Generally, this would require the allocation of the cash purchase price of $276,852,116 plus the transaction costs of $498,268 to the assets acquired and liabilities assumed. However, the assets acquired and liabilities assumed are financial assets. ASC 860 – Transfers and Servicing (of financial assets) governs the cost at which financial assets should be recorded at initial measurement.Specifically, paragraph 860-20-30-2 states “the transferee shall initially measure, at fair value, any asset or liability recognized.” Based on this guidance, the allocation of the purchase price, including transaction costs, is limited to the fair value of the assets acquired. Based on the independent third-party valuation report received from Duff & Phelps, LLC as of September 30, 2016, the Company determined the fair value of the assets acquired was equal to the cash purchase price, and that the transaction costs were in excess of the aggregate fair value of the assets acquired and liabilities assumed. Therefore, the transaction costs have been expensed and included in the consolidated statement of operations based on the nature of the expense, in this case professional fees. There were no disagreements noted with the Company’s independent auditors as part of the Company’s 2016 audit.

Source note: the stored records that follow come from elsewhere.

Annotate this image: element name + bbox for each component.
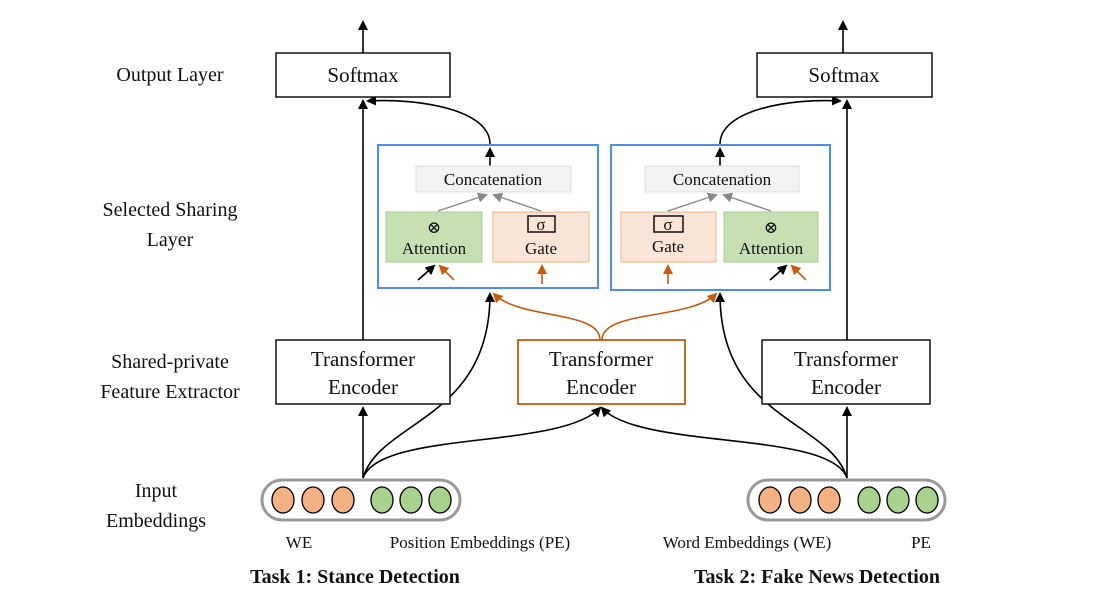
- arrow-right-input-shared-encoder: [600, 406, 848, 479]
- arrow-left-sharing-softmax: [366, 95, 491, 145]
- gate-box: σ Gate: [620, 211, 717, 263]
- svg-text:Attention: Attention: [402, 239, 467, 258]
- label-sharing-layer-1: Selected Sharing: [103, 199, 238, 221]
- position-embedding-node: [370, 486, 394, 514]
- position-embedding-node: [915, 486, 939, 514]
- gray-arrows: [437, 192, 772, 212]
- label-extractor-2: Feature Extractor: [100, 381, 240, 403]
- otimes-icon: ⊗: [427, 218, 441, 237]
- task2-title: Task 2: Fake News Detection: [694, 566, 940, 588]
- arrow-left-input-shared-encoder: [362, 406, 602, 479]
- task2-private-encoder: Transformer Encoder: [761, 339, 931, 405]
- otimes-icon: ⊗: [764, 218, 778, 237]
- attention-box: ⊗ Attention: [723, 211, 819, 263]
- task2-input-embeddings: [746, 478, 947, 522]
- task1-softmax-box: Softmax: [275, 52, 451, 98]
- task1-selected-sharing-layer: Concatenation ⊗ Attention σ Gate: [377, 144, 599, 289]
- arrow-right-sharing-softmax: [719, 95, 842, 145]
- svg-text:Transformer: Transformer: [549, 347, 653, 371]
- architecture-diagram: Output Layer Selected Sharing Layer Shar…: [100, 20, 947, 588]
- task1-private-encoder: Transformer Encoder: [275, 339, 451, 405]
- gate-box: σ Gate: [492, 211, 590, 263]
- task2-selected-sharing-layer: Concatenation σ Gate ⊗ Attention: [610, 144, 831, 291]
- svg-text:Transformer: Transformer: [311, 347, 415, 371]
- shared-encoder: Transformer Encoder: [517, 339, 686, 405]
- task2-softmax-box: Softmax: [756, 52, 933, 98]
- task2-we-label: Word Embeddings (WE): [663, 533, 832, 552]
- word-embedding-node: [271, 486, 295, 514]
- word-embedding-node: [331, 486, 355, 514]
- label-sharing-layer-2: Layer: [147, 229, 194, 251]
- label-output-layer: Output Layer: [116, 64, 224, 86]
- position-embedding-node: [399, 486, 423, 514]
- svg-text:σ: σ: [663, 215, 672, 234]
- task1-input-embeddings: [260, 478, 462, 522]
- attention-box: ⊗ Attention: [385, 211, 483, 263]
- task1-pe-label: Position Embeddings (PE): [390, 533, 570, 552]
- svg-text:Transformer: Transformer: [794, 347, 898, 371]
- word-embedding-node: [758, 486, 782, 514]
- svg-text:Softmax: Softmax: [808, 63, 880, 87]
- svg-text:Encoder: Encoder: [328, 375, 398, 399]
- word-embedding-node: [817, 486, 841, 514]
- label-input-2: Embeddings: [106, 510, 206, 532]
- label-extractor-1: Shared-private: [111, 351, 229, 373]
- svg-text:Gate: Gate: [525, 239, 557, 258]
- task1-we-label: WE: [286, 533, 312, 552]
- svg-text:Attention: Attention: [739, 239, 804, 258]
- svg-text:Concatenation: Concatenation: [673, 170, 772, 189]
- orange-arrows: [438, 264, 807, 341]
- svg-text:σ: σ: [536, 215, 545, 234]
- svg-text:Softmax: Softmax: [327, 63, 399, 87]
- svg-text:Concatenation: Concatenation: [444, 170, 543, 189]
- svg-text:Encoder: Encoder: [811, 375, 881, 399]
- position-embedding-node: [886, 486, 910, 514]
- svg-text:Gate: Gate: [652, 237, 684, 256]
- task1-title: Task 1: Stance Detection: [250, 566, 460, 588]
- svg-text:Encoder: Encoder: [566, 375, 636, 399]
- word-embedding-node: [301, 486, 325, 514]
- position-embedding-node: [428, 486, 452, 514]
- task2-pe-label: PE: [911, 533, 931, 552]
- label-input-1: Input: [135, 480, 178, 502]
- position-embedding-node: [857, 486, 881, 514]
- word-embedding-node: [788, 486, 812, 514]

In terms of materiality, the transaction costs of $498,268 represented approximately 0.05% of consolidated shareholders’ equity and approximately 1.04% of net investment income, each as of and for the twelve months ended December 31, 2016. Accordingly, the Company does not believe that these transaction costs are material based on the Company’s total shareholders’ equity and its net investment income, nor are they material to the Company’s cash flows, financial position or results of operations. In addition, these transaction costs did not impact the amount of shareholder distributions or the earnings coverage of such distributions.
Conclusion
As this transaction will be accounted for as an asset acquisition, the purchase price will be allocated to the assets acquired and liabilities assumed based on their respective fair value which approximates the cash purchase price. All transaction costs have been expensed during the period incurred.